Keuka Roots Reflection


Today, someone can drive along the peaceful country roads outside Penn Yan and never know what happened there in April 1984.


The fields are quiet.


The woods have reclaimed their silence.


Cars pass by.


Life continues.


But more than forty years ago, somewhere along one of those roads, a sixteen-year-old girl emerged from the woods after surviving the unimaginable.


And someone stopped.


That may be the part of this story that stays with me most.


Someone stopped.


Charlie Laursen did not know who Dawnette was.


He did not know where she had come from.


He did not know that the person who had left her in those woods was one of the most wanted men in America.

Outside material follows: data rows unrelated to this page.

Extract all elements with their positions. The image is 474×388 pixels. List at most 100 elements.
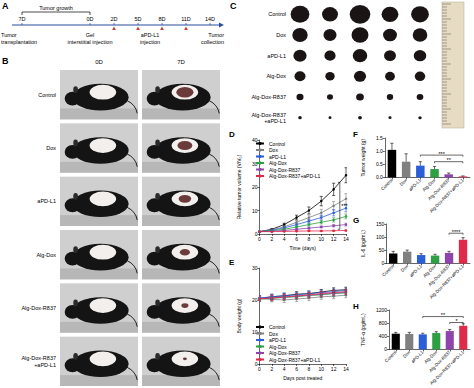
svg-text:150: 150: [376, 221, 385, 227]
svg-text:****: ****: [452, 229, 461, 235]
svg-text:Control: Control: [380, 178, 394, 192]
svg-text:400: 400: [379, 333, 388, 339]
svg-text:TNF-α (pg/mL): TNF-α (pg/mL): [360, 313, 366, 346]
svg-text:2: 2: [270, 366, 273, 372]
svg-text:7D: 7D: [177, 59, 185, 65]
svg-text:0: 0: [384, 346, 387, 352]
svg-text:Dox: Dox: [399, 177, 409, 187]
svg-text:Dox: Dox: [400, 263, 410, 273]
svg-text:2: 2: [270, 236, 273, 242]
svg-text:0: 0: [258, 236, 261, 242]
svg-text:Alg-Dox-R837+aPD-L1: Alg-Dox-R837+aPD-L1: [429, 349, 465, 385]
svg-text:Alg-Dox: Alg-Dox: [36, 252, 56, 258]
svg-text:aPD-L1injection: aPD-L1injection: [140, 32, 160, 45]
svg-text:Relative tumor volume (V/V₀): Relative tumor volume (V/V₀): [236, 154, 242, 219]
svg-text:14: 14: [343, 236, 349, 242]
svg-text:Alg-Dox: Alg-Dox: [269, 344, 287, 350]
svg-text:100: 100: [376, 234, 385, 240]
svg-text:0D: 0D: [86, 16, 93, 22]
svg-text:0: 0: [381, 260, 384, 266]
svg-text:Control: Control: [38, 92, 56, 98]
svg-text:10: 10: [318, 236, 324, 242]
svg-text:aPD-L1: aPD-L1: [409, 263, 424, 278]
svg-text:0.0: 0.0: [376, 174, 383, 180]
svg-text:IL-6 (pg/mL): IL-6 (pg/mL): [360, 230, 366, 258]
svg-text:10: 10: [252, 208, 258, 214]
svg-text:14: 14: [343, 366, 349, 372]
svg-text:Alg-Dox: Alg-Dox: [266, 73, 286, 79]
svg-text:Control: Control: [268, 11, 286, 17]
svg-text:aPD-L1: aPD-L1: [267, 53, 286, 59]
svg-text:Alg-Dox-R837+aPD-L1: Alg-Dox-R837+aPD-L1: [429, 263, 465, 299]
svg-text:1.5: 1.5: [376, 135, 383, 141]
svg-text:Control: Control: [269, 141, 285, 147]
svg-text:Tumor weight (g): Tumor weight (g): [360, 139, 366, 177]
svg-text:30: 30: [251, 160, 258, 167]
svg-text:4: 4: [283, 236, 286, 242]
svg-text:Body weight (g): Body weight (g): [236, 298, 242, 333]
svg-text:6: 6: [295, 236, 298, 242]
svg-text:5D: 5D: [134, 16, 141, 22]
svg-text:8D: 8D: [158, 16, 165, 22]
svg-text:aPD-L1: aPD-L1: [37, 198, 56, 204]
svg-text:***: ***: [341, 203, 348, 209]
svg-text:Alg-Dox-R837+aPD-L1: Alg-Dox-R837+aPD-L1: [251, 112, 286, 125]
svg-text:1.0: 1.0: [376, 148, 383, 154]
svg-text:Dox: Dox: [269, 331, 278, 337]
svg-text:Control: Control: [384, 350, 398, 364]
svg-text:Dox: Dox: [276, 32, 286, 38]
svg-text:30: 30: [252, 265, 258, 271]
svg-text:Dox: Dox: [402, 349, 412, 359]
svg-text:Alg-Dox-R837: Alg-Dox-R837: [251, 94, 286, 100]
svg-text:1200: 1200: [376, 307, 387, 313]
svg-text:11D: 11D: [181, 16, 191, 22]
svg-text:40: 40: [252, 137, 258, 143]
svg-text:Alg-Dox-R837+aPD-L1: Alg-Dox-R837+aPD-L1: [269, 173, 320, 179]
svg-text:*: *: [455, 318, 458, 324]
svg-text:12: 12: [331, 236, 337, 242]
svg-text:Dox: Dox: [46, 145, 56, 151]
svg-text:800: 800: [379, 320, 388, 326]
svg-text:7D: 7D: [18, 16, 25, 22]
svg-text:Alg-Dox-R837: Alg-Dox-R837: [269, 350, 301, 356]
svg-text:Control: Control: [381, 264, 395, 278]
svg-text:20: 20: [252, 297, 258, 303]
svg-text:Alg-Dox-R837+aPD-L1: Alg-Dox-R837+aPD-L1: [269, 357, 320, 363]
svg-text:0.5: 0.5: [376, 161, 383, 167]
svg-text:Alg-Dox-R837+aPD-L1: Alg-Dox-R837+aPD-L1: [21, 355, 56, 368]
svg-text:**: **: [441, 312, 446, 318]
svg-text:Time (days): Time (days): [290, 245, 317, 251]
svg-text:20: 20: [252, 184, 258, 190]
svg-text:Alg-Dox-R837: Alg-Dox-R837: [269, 167, 301, 173]
svg-text:Dox: Dox: [269, 147, 278, 153]
svg-text:50: 50: [379, 247, 385, 253]
svg-text:8: 8: [308, 236, 311, 242]
svg-text:0D: 0D: [95, 59, 103, 65]
svg-text:***: ***: [438, 151, 445, 157]
svg-text:**: **: [447, 157, 452, 163]
svg-text:10: 10: [318, 366, 324, 372]
svg-text:12: 12: [331, 366, 337, 372]
svg-text:Alg-Dox-R837+aPD-L1: Alg-Dox-R837+aPD-L1: [429, 177, 465, 213]
svg-text:6: 6: [295, 366, 298, 372]
svg-text:aPD-L1: aPD-L1: [410, 349, 425, 364]
svg-text:Alg-Dox: Alg-Dox: [269, 160, 287, 166]
svg-text:aPD-L1: aPD-L1: [269, 337, 286, 343]
svg-text:Tumortransplantation: Tumortransplantation: [1, 32, 37, 45]
svg-text:Control: Control: [269, 324, 285, 330]
svg-text:C: C: [230, 1, 237, 11]
svg-text:Alg-Dox-R837: Alg-Dox-R837: [21, 305, 56, 311]
svg-text:Tumor growth: Tumor growth: [39, 5, 73, 11]
svg-text:8: 8: [308, 366, 311, 372]
svg-text:B: B: [2, 56, 9, 66]
svg-text:Gelinterstitial injection: Gelinterstitial injection: [68, 32, 113, 45]
svg-text:Tumorcollection: Tumorcollection: [201, 32, 224, 45]
svg-text:4: 4: [283, 366, 286, 372]
svg-text:aPD-L1: aPD-L1: [408, 177, 423, 192]
svg-text:aPD-L1: aPD-L1: [269, 154, 286, 160]
svg-text:14D: 14D: [205, 16, 215, 22]
svg-text:Days post treated: Days post treated: [283, 375, 322, 381]
svg-text:2D: 2D: [110, 16, 117, 22]
svg-text:A: A: [2, 1, 9, 11]
svg-text:0: 0: [258, 366, 261, 372]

He only knew that someone needed help.


And he stopped.


In the middle of one of America's darkest crime sprees, on a quiet road in Yates County, one ordinary act of humanity helped change the ending of a young girl's story.


Christopher Wilder passed through our region.


But he does not deserve the final word.


Dawnette does.


Charlie does.


The doctors and nurses who fought to save her do.


 Chief Deputy Ron Spike does.


Because sometimes the most important stories in our history aren't about the darkness that arrived.


They're about the people who refused to let that darkness win.